别管后面的队伍能不能跟上,萧宁得第一时间赶到兖州。
打女人的男人,在萧宁眼里就不算是个男人了。夫妻间吵吵闹闹常有的事,你不服萧宁,有事找萧宁啊。
所谓冤有头,债有主。打人她姐,这是一个男人应该做的事?萧宁很是鄙视。
而萧三娘也是个有骨气的,挨了一记耳光,当即离开了周家,火速将事情禀告雍州,她也是家中的掌上明珠,父母都不舍得加一指于她身,结果周二郎竟然敢打她,断不能忍!
休妻,萧家没有被休的姑娘,只有和离。
这一点萧三娘心中有数。家里对她们这些女郎一向都是叮嘱了,受什么都成,断不能受气,被人欺负了也别怕,家里有的是能为她们撑腰的人,谁要是敢动她们一根手指头,更是不能容。
萧三娘都是郡主了,照看自身的本事也是有的,从周家出来,她便住到驿站去。
驿丞亦听闻此事了,断然想不到往日不闹事的周家,这天下太平了,他们倒是闹起来,莫不是活得不耐烦了?
话也只能是暗自嘀咕一番,该安顿萧三娘,立刻安排地有条不紊。
天下谁人不知镇国公主正在扬州,扬州离得兖州远吗?必须是不远的。
一但萧宁得到消息赶来,萧宁要是想干嘛,谁能拦得了?
不敢当面得罪萧宁,倒是想朝萧家女下手,他们莫不是以为萧家女是好欺负的?
休妻,且看最后是谁休的谁吧!
萧宁在收到信后,快马加鞭在三日后赶入兖州,新上任不久的贾谕是第一时间前来迎接萧宁。

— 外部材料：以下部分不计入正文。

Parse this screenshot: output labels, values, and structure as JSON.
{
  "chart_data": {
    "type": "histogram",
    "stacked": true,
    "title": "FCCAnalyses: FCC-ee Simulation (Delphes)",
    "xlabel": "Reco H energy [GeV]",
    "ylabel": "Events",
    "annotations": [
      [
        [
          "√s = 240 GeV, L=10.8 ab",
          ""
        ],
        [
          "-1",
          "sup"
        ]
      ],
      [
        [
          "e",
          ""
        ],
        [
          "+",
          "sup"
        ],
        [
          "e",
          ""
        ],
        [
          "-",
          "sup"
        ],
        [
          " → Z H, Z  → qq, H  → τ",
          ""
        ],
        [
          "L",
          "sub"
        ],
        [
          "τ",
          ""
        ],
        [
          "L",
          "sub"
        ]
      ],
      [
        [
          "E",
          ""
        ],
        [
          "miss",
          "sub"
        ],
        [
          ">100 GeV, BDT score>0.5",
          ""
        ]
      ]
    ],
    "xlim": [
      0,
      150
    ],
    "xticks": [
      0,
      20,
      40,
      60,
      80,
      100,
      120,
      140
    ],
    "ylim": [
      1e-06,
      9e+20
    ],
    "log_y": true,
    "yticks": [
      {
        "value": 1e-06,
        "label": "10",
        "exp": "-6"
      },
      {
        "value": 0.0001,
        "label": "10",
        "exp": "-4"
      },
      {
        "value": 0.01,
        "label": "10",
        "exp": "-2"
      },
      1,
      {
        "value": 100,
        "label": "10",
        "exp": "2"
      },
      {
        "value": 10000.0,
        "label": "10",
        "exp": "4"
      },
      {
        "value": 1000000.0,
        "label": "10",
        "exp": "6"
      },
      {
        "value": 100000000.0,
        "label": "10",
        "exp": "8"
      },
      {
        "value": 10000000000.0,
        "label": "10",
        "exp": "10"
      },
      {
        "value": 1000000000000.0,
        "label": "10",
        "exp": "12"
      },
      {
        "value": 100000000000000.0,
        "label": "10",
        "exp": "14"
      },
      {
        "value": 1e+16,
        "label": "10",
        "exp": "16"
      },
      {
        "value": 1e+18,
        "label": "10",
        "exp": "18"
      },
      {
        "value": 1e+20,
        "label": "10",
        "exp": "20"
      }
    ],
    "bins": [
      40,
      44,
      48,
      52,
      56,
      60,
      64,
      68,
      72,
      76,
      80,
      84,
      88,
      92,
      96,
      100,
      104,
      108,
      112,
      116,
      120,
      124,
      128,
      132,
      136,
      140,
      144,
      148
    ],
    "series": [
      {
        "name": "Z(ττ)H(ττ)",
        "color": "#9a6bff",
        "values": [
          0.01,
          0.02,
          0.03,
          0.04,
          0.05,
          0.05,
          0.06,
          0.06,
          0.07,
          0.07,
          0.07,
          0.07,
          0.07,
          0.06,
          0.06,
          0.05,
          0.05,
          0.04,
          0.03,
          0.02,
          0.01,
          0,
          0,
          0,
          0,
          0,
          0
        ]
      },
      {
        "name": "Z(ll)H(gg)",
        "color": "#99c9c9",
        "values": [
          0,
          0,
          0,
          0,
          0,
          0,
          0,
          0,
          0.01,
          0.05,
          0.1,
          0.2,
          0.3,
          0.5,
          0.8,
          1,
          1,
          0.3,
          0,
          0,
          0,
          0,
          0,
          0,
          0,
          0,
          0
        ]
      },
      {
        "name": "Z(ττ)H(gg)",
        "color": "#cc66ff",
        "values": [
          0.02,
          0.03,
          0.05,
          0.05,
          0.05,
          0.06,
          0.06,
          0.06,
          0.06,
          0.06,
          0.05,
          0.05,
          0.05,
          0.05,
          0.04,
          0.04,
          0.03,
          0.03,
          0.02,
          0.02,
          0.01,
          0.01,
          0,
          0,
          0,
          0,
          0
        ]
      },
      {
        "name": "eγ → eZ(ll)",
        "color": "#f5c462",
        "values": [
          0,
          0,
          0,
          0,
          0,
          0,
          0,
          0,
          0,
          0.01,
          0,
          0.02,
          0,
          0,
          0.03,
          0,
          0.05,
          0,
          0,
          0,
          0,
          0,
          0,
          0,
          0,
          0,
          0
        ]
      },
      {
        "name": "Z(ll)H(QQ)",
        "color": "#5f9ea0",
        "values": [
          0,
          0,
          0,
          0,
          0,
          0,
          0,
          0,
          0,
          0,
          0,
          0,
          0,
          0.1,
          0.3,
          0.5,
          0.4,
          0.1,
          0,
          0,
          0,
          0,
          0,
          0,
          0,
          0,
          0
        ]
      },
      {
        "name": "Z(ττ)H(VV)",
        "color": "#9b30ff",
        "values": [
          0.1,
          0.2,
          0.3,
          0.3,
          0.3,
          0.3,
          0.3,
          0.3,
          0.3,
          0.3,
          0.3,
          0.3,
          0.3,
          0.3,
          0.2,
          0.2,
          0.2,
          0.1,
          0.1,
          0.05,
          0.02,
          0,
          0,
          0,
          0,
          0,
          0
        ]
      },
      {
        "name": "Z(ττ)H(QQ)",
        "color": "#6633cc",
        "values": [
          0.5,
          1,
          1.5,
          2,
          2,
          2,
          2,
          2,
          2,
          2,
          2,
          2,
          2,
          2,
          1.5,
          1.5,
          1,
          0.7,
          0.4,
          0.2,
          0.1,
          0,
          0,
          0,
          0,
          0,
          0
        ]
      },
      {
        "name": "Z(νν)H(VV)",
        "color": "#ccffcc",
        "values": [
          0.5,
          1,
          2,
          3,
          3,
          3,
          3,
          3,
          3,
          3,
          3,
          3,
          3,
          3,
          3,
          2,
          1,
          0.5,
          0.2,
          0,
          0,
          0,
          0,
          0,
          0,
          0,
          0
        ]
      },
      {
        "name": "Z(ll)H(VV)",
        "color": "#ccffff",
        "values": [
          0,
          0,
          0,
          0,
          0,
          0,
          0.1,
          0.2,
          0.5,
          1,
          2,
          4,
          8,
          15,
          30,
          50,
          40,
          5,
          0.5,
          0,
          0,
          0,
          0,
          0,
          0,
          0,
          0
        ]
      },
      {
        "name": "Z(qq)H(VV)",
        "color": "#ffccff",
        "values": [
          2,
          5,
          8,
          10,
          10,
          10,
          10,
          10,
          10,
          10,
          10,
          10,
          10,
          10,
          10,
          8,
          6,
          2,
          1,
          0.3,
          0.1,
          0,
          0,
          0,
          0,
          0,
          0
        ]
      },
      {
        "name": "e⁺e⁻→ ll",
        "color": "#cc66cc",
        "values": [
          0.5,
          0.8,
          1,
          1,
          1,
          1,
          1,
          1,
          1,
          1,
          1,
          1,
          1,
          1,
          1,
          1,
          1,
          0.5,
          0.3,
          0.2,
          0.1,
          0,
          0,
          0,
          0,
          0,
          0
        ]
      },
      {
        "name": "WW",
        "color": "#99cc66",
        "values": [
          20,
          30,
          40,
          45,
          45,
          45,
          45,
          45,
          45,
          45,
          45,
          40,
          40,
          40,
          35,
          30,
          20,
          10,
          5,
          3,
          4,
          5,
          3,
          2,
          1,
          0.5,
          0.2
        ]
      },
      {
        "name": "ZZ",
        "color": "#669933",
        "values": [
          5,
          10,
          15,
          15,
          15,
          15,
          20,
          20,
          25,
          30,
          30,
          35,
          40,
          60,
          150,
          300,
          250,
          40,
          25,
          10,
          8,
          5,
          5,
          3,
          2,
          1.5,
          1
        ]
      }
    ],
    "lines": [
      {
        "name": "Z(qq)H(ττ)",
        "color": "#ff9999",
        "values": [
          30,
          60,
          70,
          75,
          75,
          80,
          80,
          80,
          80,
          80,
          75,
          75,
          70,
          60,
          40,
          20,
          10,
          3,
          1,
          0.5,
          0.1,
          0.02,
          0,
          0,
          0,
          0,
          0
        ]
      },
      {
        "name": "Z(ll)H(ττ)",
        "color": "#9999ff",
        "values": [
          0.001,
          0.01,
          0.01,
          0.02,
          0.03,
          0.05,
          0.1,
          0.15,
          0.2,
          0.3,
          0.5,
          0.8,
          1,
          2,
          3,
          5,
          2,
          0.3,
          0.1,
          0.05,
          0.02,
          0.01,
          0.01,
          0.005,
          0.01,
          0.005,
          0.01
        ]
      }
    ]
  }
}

看到贾谕的那一刻,萧宁不得不感慨这是一位有心人。有心人还在后头,可不止这么一点。
“殿下。”贾谕相迎之,同时朝萧宁作一揖,萧宁颔首,“贾刺史这些日子可好!”
“不好不坏。想来殿下一来,接下兖州定能好。”贾谕接过话,不怪他借力打力,他原想慢慢来的,毕竟要收拾一些人,最是急不得的。
不料他是想慢慢来,总是有人找死。
“这是当日闹腾周二郎回府寻郡主麻烦的人。”贾谕第三句话便将此番来意说得足够清楚。
一张纸上写了什么,这个东西是不是真的有用,谁说了都不算,就得萧宁这个为此事而来的人说了算。
萧宁将纸张接过,打开一看,对兖州亦是有所了解的人反问一句:“这些人素日都在一块?”

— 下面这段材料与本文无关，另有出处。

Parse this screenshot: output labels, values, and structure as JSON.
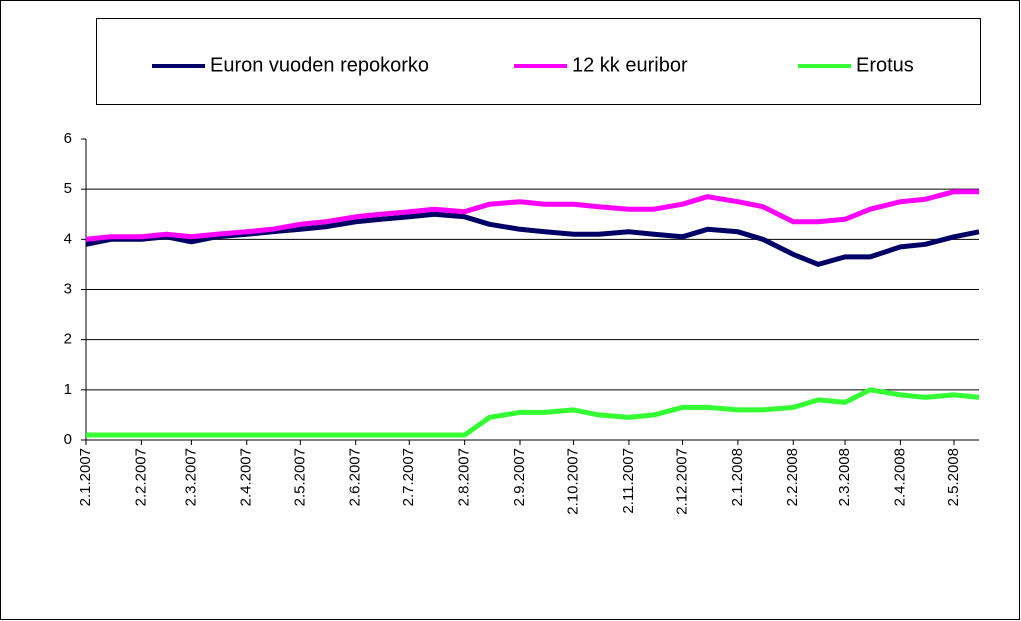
{
  "chart_data": {
    "type": "line",
    "x": [
      "2.1.2007",
      "16.1.2007",
      "2.2.2007",
      "16.2.2007",
      "2.3.2007",
      "16.3.2007",
      "2.4.2007",
      "16.4.2007",
      "2.5.2007",
      "16.5.2007",
      "2.6.2007",
      "16.6.2007",
      "2.7.2007",
      "16.7.2007",
      "2.8.2007",
      "16.8.2007",
      "2.9.2007",
      "16.9.2007",
      "2.10.2007",
      "16.10.2007",
      "2.11.2007",
      "16.11.2007",
      "2.12.2007",
      "16.12.2007",
      "2.1.2008",
      "16.1.2008",
      "2.2.2008",
      "16.2.2008",
      "2.3.2008",
      "16.3.2008",
      "2.4.2008",
      "16.4.2008",
      "2.5.2008",
      "16.5.2008"
    ],
    "series": [
      {
        "name": "Euron vuoden repokorko",
        "color": "#000066",
        "values": [
          3.9,
          4.0,
          4.0,
          4.05,
          3.95,
          4.05,
          4.1,
          4.15,
          4.2,
          4.25,
          4.35,
          4.4,
          4.45,
          4.5,
          4.45,
          4.3,
          4.2,
          4.15,
          4.1,
          4.1,
          4.15,
          4.1,
          4.05,
          4.2,
          4.15,
          4.0,
          3.7,
          3.5,
          3.65,
          3.65,
          3.85,
          3.9,
          4.05,
          4.15
        ]
      },
      {
        "name": "12 kk euribor",
        "color": "#ff00ff",
        "values": [
          4.0,
          4.05,
          4.05,
          4.1,
          4.05,
          4.1,
          4.15,
          4.2,
          4.3,
          4.35,
          4.45,
          4.5,
          4.55,
          4.6,
          4.55,
          4.7,
          4.75,
          4.7,
          4.7,
          4.65,
          4.6,
          4.6,
          4.7,
          4.85,
          4.75,
          4.65,
          4.35,
          4.35,
          4.4,
          4.6,
          4.75,
          4.8,
          4.95,
          4.95
        ]
      },
      {
        "name": "Erotus",
        "color": "#33ff33",
        "values": [
          0.1,
          0.1,
          0.1,
          0.1,
          0.1,
          0.1,
          0.1,
          0.1,
          0.1,
          0.1,
          0.1,
          0.1,
          0.1,
          0.1,
          0.1,
          0.45,
          0.55,
          0.55,
          0.6,
          0.5,
          0.45,
          0.5,
          0.65,
          0.65,
          0.6,
          0.6,
          0.65,
          0.8,
          0.75,
          1.0,
          0.9,
          0.85,
          0.9,
          0.85
        ]
      }
    ],
    "xlim": [
      "2.1.2007",
      "16.5.2008"
    ],
    "xticks": [
      "2.1.2007",
      "2.2.2007",
      "2.3.2007",
      "2.4.2007",
      "2.5.2007",
      "2.6.2007",
      "2.7.2007",
      "2.8.2007",
      "2.9.2007",
      "2.10.2007",
      "2.11.2007",
      "2.12.2007",
      "2.1.2008",
      "2.2.2008",
      "2.3.2008",
      "2.4.2008",
      "2.5.2008"
    ],
    "ylim": [
      0,
      6
    ],
    "yticks": [
      0,
      1,
      2,
      3,
      4,
      5,
      6
    ],
    "grid": true,
    "legend": "top"
  }
}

“是!”贾谕肯定的回答,闹出这件事后,贾谕不曾怠慢半分,迅速地查明事情的经过,自明了这是有人借周氏之手打萧家的脸。
可是,萧家的脸是好打的吗?
当年萧宁在旧京时,那是几岁,不也是有人想抽她的脸,结果是如何?
打脸不成,倒是他们自己的脸被抽得红肿!
如今这么多年过去了,萧宁是大权在握,天下更是在萧家人手里,皇权,世族,萧氏样样都占了。
这样的情况下,一群蠢货找死,非要对萧家动手,萧宁这一向不忍气吞声的人,若是直奔兖州而来,要做的第一件事,必然是如何叫打了萧家脸的人,抽得他的脸肿成猪头。
“现在在哪儿?”萧宁倒是不怠慢,立刻想起问问,这群王八蛋都在哪儿?
贾谕毕竟年长了些,总是不好叫萧宁一来就去找人麻烦。
“郡主在驿站内,公主不如先去见见郡主?”先把正主见完了,把对方的要求了解,萧宁再想怎么处置,自能把握分寸。贾谕一点都不愿望萧家起内哄,无论是男是女,能不争不吵再好不过。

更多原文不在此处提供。